Of course, our review article also has shortcomings. The most important is that we probably do not have data from randomized trials on the impact of reducing inflammation in the vascular wall on the incidence of cardiovascular events, and we probably will not have them, at least in the near future. Such results would require a randomized double-blind study that would simultaneously monitor the impact of reducing inflammation in the vascular wall and the incidence of cardiovascular events under the influence of the tested drug. In the case of patients with increased concentrations of both LDL cholesterol and Lp(a), this would be much more difficult to implement. Namely, we would need several groups that, in addition to placebo, would receive drugs that effectively lower only LDL cholesterol or Lp(a), and of course their combination.
Conclusions
Atherosclerosis is no longer considered a passive process of deposition of lipids in the arterial vessel wall.
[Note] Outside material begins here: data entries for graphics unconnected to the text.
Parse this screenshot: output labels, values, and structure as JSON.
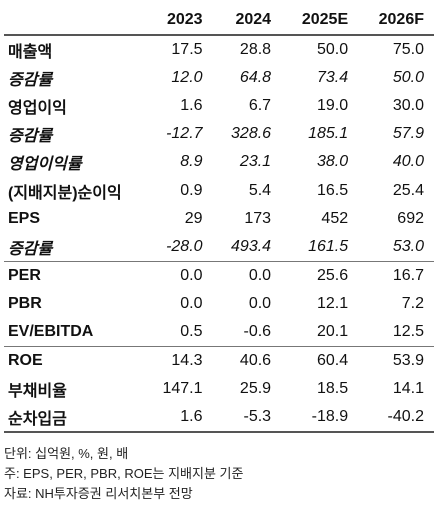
{
  "table": {
    "header": [
      "",
      "2023",
      "2024",
      "2025E",
      "2026F"
    ],
    "rows": [
      [
        "매출액",
        "17.5",
        "28.8",
        "50.0",
        "75.0"
      ],
      [
        "증감률",
        "12.0",
        "64.8",
        "73.4",
        "50.0"
      ],
      [
        "영업이익",
        "1.6",
        "6.7",
        "19.0",
        "30.0"
      ],
      [
        "증감률",
        "-12.7",
        "328.6",
        "185.1",
        "57.9"
      ],
      [
        "영업이익률",
        "8.9",
        "23.1",
        "38.0",
        "40.0"
      ],
      [
        "(지배지분)순이익",
        "0.9",
        "5.4",
        "16.5",
        "25.4"
      ],
      [
        "EPS",
        "29",
        "173",
        "452",
        "692"
      ],
      [
        "증감률",
        "-28.0",
        "493.4",
        "161.5",
        "53.0"
      ],
      [
        "PER",
        "0.0",
        "0.0",
        "25.6",
        "16.7"
      ],
      [
        "PBR",
        "0.0",
        "0.0",
        "12.1",
        "7.2"
      ],
      [
        "EV/EBITDA",
        "0.5",
        "-0.6",
        "20.1",
        "12.5"
      ],
      [
        "ROE",
        "14.3",
        "40.6",
        "60.4",
        "53.9"
      ],
      [
        "부채비율",
        "147.1",
        "25.9",
        "18.5",
        "14.1"
      ],
      [
        "순차입금",
        "1.6",
        "-5.3",
        "-18.9",
        "-40.2"
      ]
    ]
  },
  "notes": [
    "단위: 십억원, %, 원, 배",
    "주: EPS, PER, PBR, ROE는 지배지분 기준",
    "자료: NH투자증권 리서치본부 전망"
  ]
}
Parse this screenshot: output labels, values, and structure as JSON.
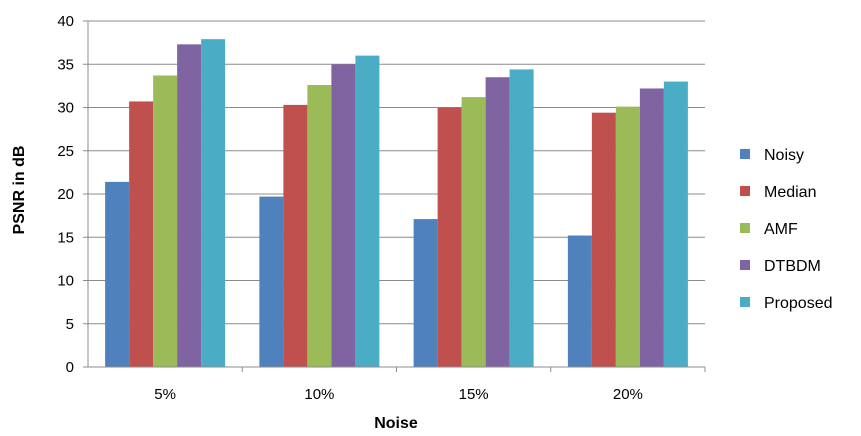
{
  "chart_data": {
    "type": "bar",
    "title": "",
    "xlabel": "Noise",
    "ylabel": "PSNR in dB",
    "categories": [
      "5%",
      "10%",
      "15%",
      "20%"
    ],
    "ylim": [
      0,
      40
    ],
    "yticks": [
      0,
      5,
      10,
      15,
      20,
      25,
      30,
      35,
      40
    ],
    "grid": true,
    "legend_position": "right",
    "series": [
      {
        "name": "Noisy",
        "color": "#4F81BD",
        "values": [
          21.4,
          19.7,
          17.1,
          15.2
        ]
      },
      {
        "name": "Median",
        "color": "#C0504D",
        "values": [
          30.7,
          30.3,
          30.0,
          29.4
        ]
      },
      {
        "name": "AMF",
        "color": "#9BBB59",
        "values": [
          33.7,
          32.6,
          31.2,
          30.1
        ]
      },
      {
        "name": "DTBDM",
        "color": "#8064A2",
        "values": [
          37.3,
          35.0,
          33.5,
          32.2
        ]
      },
      {
        "name": "Proposed",
        "color": "#4BACC6",
        "values": [
          37.9,
          36.0,
          34.4,
          33.0
        ]
      }
    ]
  }
}
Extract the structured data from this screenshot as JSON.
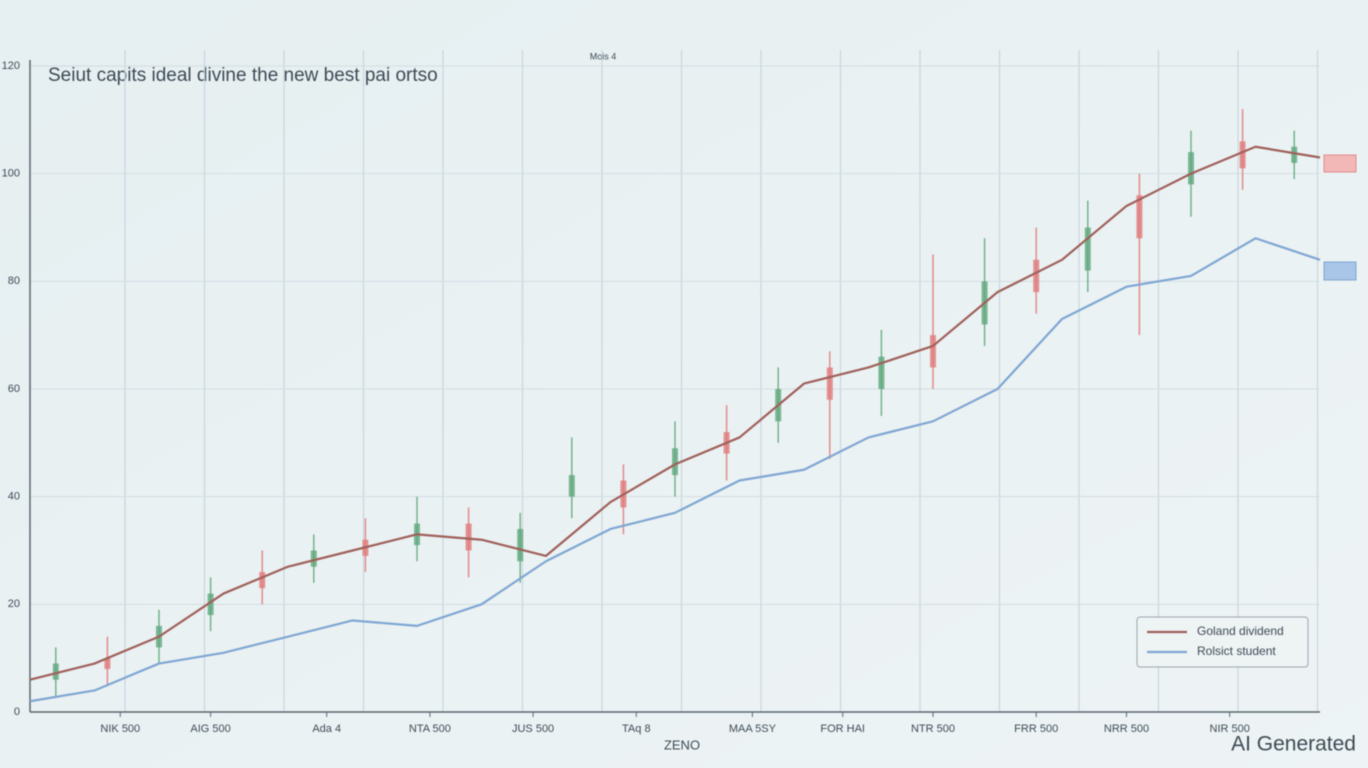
{
  "chart_data": {
    "type": "line",
    "title": "Seiut capits ideal divine the new best pai ortso",
    "subtitle": "Mois 4",
    "x_label": "ZENO",
    "watermark": "AI Generated",
    "xlim": [
      0,
      100
    ],
    "ylim": [
      0,
      120
    ],
    "xticks": [
      {
        "value": 7,
        "label": "NIK 500"
      },
      {
        "value": 14,
        "label": "AIG 500"
      },
      {
        "value": 23,
        "label": "Ada 4"
      },
      {
        "value": 31,
        "label": "NTA 500"
      },
      {
        "value": 39,
        "label": "JUS 500"
      },
      {
        "value": 47,
        "label": "TAq 8"
      },
      {
        "value": 56,
        "label": "MAA 5SY"
      },
      {
        "value": 63,
        "label": "FOR HAI"
      },
      {
        "value": 70,
        "label": "NTR 500"
      },
      {
        "value": 78,
        "label": "FRR 500"
      },
      {
        "value": 85,
        "label": "NRR 500"
      },
      {
        "value": 93,
        "label": "NIR 500"
      }
    ],
    "yticks": [
      0,
      20,
      40,
      60,
      80,
      100,
      120
    ],
    "grid": true,
    "legend": "lower right",
    "x": [
      0,
      5,
      10,
      15,
      20,
      25,
      30,
      35,
      40,
      45,
      50,
      55,
      60,
      65,
      70,
      75,
      80,
      85,
      90,
      95,
      100
    ],
    "series": [
      {
        "name": "Goland dividend",
        "color": "#a0605a",
        "values": [
          6,
          9,
          14,
          22,
          27,
          30,
          33,
          32,
          29,
          39,
          46,
          51,
          61,
          64,
          68,
          78,
          84,
          94,
          100,
          105,
          103
        ]
      },
      {
        "name": "Rolsict student",
        "color": "#7fa6d3",
        "values": [
          2,
          4,
          9,
          11,
          14,
          17,
          16,
          20,
          28,
          34,
          37,
          43,
          45,
          51,
          54,
          60,
          73,
          79,
          81,
          88,
          84
        ]
      }
    ],
    "ohlc": {
      "up_color": "#5fa77c",
      "down_color": "#e07a7a",
      "x": [
        2,
        6,
        10,
        14,
        18,
        22,
        26,
        30,
        34,
        38,
        42,
        46,
        50,
        54,
        58,
        62,
        66,
        70,
        74,
        78,
        82,
        86,
        90,
        94,
        98
      ],
      "open": [
        6,
        10,
        12,
        18,
        26,
        27,
        32,
        31,
        35,
        28,
        40,
        43,
        44,
        52,
        54,
        64,
        60,
        70,
        72,
        84,
        82,
        96,
        98,
        106,
        102
      ],
      "close": [
        9,
        8,
        16,
        22,
        23,
        30,
        29,
        35,
        30,
        34,
        44,
        38,
        49,
        48,
        60,
        58,
        66,
        64,
        80,
        78,
        90,
        88,
        104,
        101,
        105
      ],
      "high": [
        12,
        14,
        19,
        25,
        30,
        33,
        36,
        40,
        38,
        37,
        51,
        46,
        54,
        57,
        64,
        67,
        71,
        85,
        88,
        90,
        95,
        100,
        108,
        112,
        108
      ],
      "low": [
        3,
        5,
        9,
        15,
        20,
        24,
        26,
        28,
        25,
        24,
        36,
        33,
        40,
        43,
        50,
        47,
        55,
        60,
        68,
        74,
        78,
        70,
        92,
        97,
        99
      ]
    }
  }
}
It is an active process of interaction between lipoproteins, in particular the most atherogenic LDL cholesterol and Lp(a), and inflammatory cells, mainly monocytes/macrophages. The increased concentration of the atherogenic lipoproteins enables and accelerates the formation of the foam cells from monocytes/macrophages, which then release large quantities of inflammatory cytokines that stimulate the oxidation of the atherogenic lipoproteins. Oxidized phospholipids are even more atherogenic and contribute to the formation of foam cells and the secretion of the pro-inflammatory cytokines, thus creating a vicious circle. This vicious cycle can be interrupted by affecting the concentration of either OxLPs or pro-inflammatory cytokines, or preferably both.